The first palace we visited was Quinta da Regaleira. This was recommended to me by a teacher at my school who described it as a "fairy castle." Well said. Because you can read the history in the Wikipedia link, I'll save you the details. The main pleasure was it's uniqueness to any place I've ever been. In traveling, you can see castles that are pretty with decorations, some churches have critical turn-in-the-trade architecture, some palaces are so studded with wealth it's hard to comprehend. However, this one, while not so much decorated on in the inside or even an impressive display of wealth, had...quarks. One room had solid walls of books with a mirror around the edge, giving you the sensation that the platform in the middle of the floor was floating. The guidebook said there were connections to the Templars and that the grounds/palace were designed in such a way to "distract the devil from the treasures with pleasures to mislead him." This also had ties to Wagner's Black Swan so the pond out front was outfitted with its own pair. The best part is that outside among the chapel, statues, and gardens, there are subterranean tunnels. One that started behind a statue in the wall led to a tower that had a secret door at the top, and led down to a pond where you could walk across stones in the water.

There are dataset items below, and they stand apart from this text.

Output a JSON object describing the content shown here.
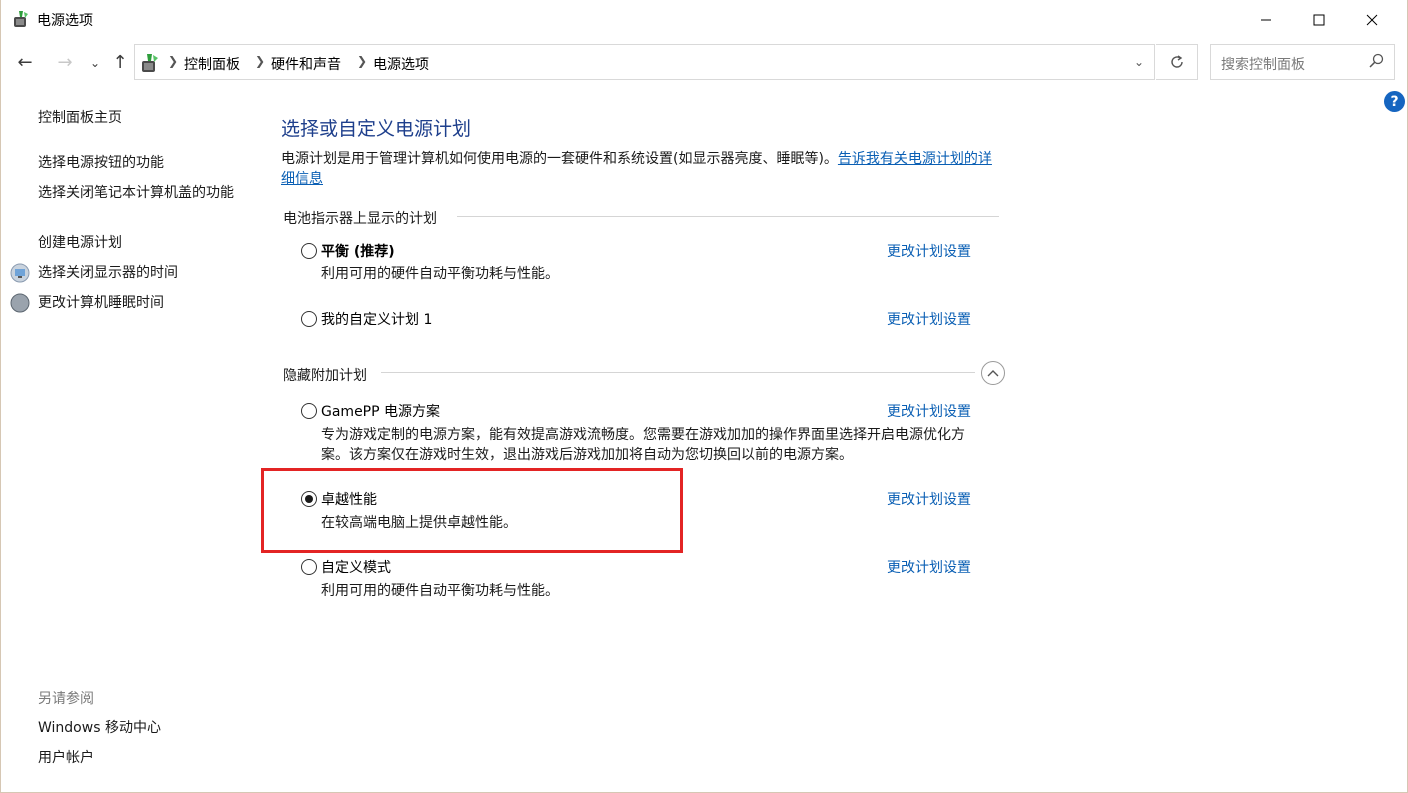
{
  "window": {
    "title": "电源选项",
    "controls": [
      "minimize",
      "maximize",
      "close"
    ]
  },
  "navigation": {
    "breadcrumbs": [
      "控制面板",
      "硬件和声音",
      "电源选项"
    ],
    "search_placeholder": "搜索控制面板"
  },
  "help_label": "?",
  "sidebar": {
    "home": "控制面板主页",
    "links": [
      {
        "label": "选择电源按钮的功能"
      },
      {
        "label": "选择关闭笔记本计算机盖的功能"
      },
      {
        "label": "创建电源计划"
      },
      {
        "label": "选择关闭显示器的时间",
        "icon": "display-icon"
      },
      {
        "label": "更改计算机睡眠时间",
        "icon": "moon-icon"
      }
    ],
    "see_also_title": "另请参阅",
    "see_also": [
      "Windows 移动中心",
      "用户帐户"
    ]
  },
  "main": {
    "title": "选择或自定义电源计划",
    "description": "电源计划是用于管理计算机如何使用电源的一套硬件和系统设置(如显示器亮度、睡眠等)。",
    "description_link": "告诉我有关电源计划的详细信息",
    "battery_group": "电池指示器上显示的计划",
    "hidden_group": "隐藏附加计划",
    "plans": [
      {
        "name": "平衡 (推荐)",
        "description": "利用可用的硬件自动平衡功耗与性能。",
        "link": "更改计划设置",
        "selected": false
      },
      {
        "name": "我的自定义计划 1",
        "description": "",
        "link": "更改计划设置",
        "selected": false
      },
      {
        "name": "GamePP 电源方案",
        "description": "专为游戏定制的电源方案，能有效提高游戏流畅度。您需要在游戏加加的操作界面里选择开启电源优化方案。该方案仅在游戏时生效，退出游戏后游戏加加将自动为您切换回以前的电源方案。",
        "link": "更改计划设置",
        "selected": false
      },
      {
        "name": "卓越性能",
        "description": "在较高端电脑上提供卓越性能。",
        "link": "更改计划设置",
        "selected": true
      },
      {
        "name": "自定义模式",
        "description": "利用可用的硬件自动平衡功耗与性能。",
        "link": "更改计划设置",
        "selected": false
      }
    ]
  },
  "colors": {
    "title_blue": "#1e3f8c",
    "link_blue": "#0a5fb4",
    "highlight_red": "#e32424"
  }
}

This disturbance in the algae was caused by a little kid from a class falling in right in front of me. I tried so hard to suppress a laugh. Thankfully it was only about waste deep.
Our next stop was the Palácio Nacional da Pena. Its mountaintop seat offered beautiful views of the valley and the Moorish fort just across the way. It had a whimsical, romantic, dainty style with every inch covered in color and tiles. That's what I like about the Portuguese: a unabashed compulsion to cover any and everything with decoration, color, and craft. The furniture and decorations were all still in place and made me wonder, "Who, again, are these Portuguese?" It's not a country whose monarchy or history gets much studied attention, but they had something good going to build such ornate and delightful places. Sadly, taking photos was not allowed inside.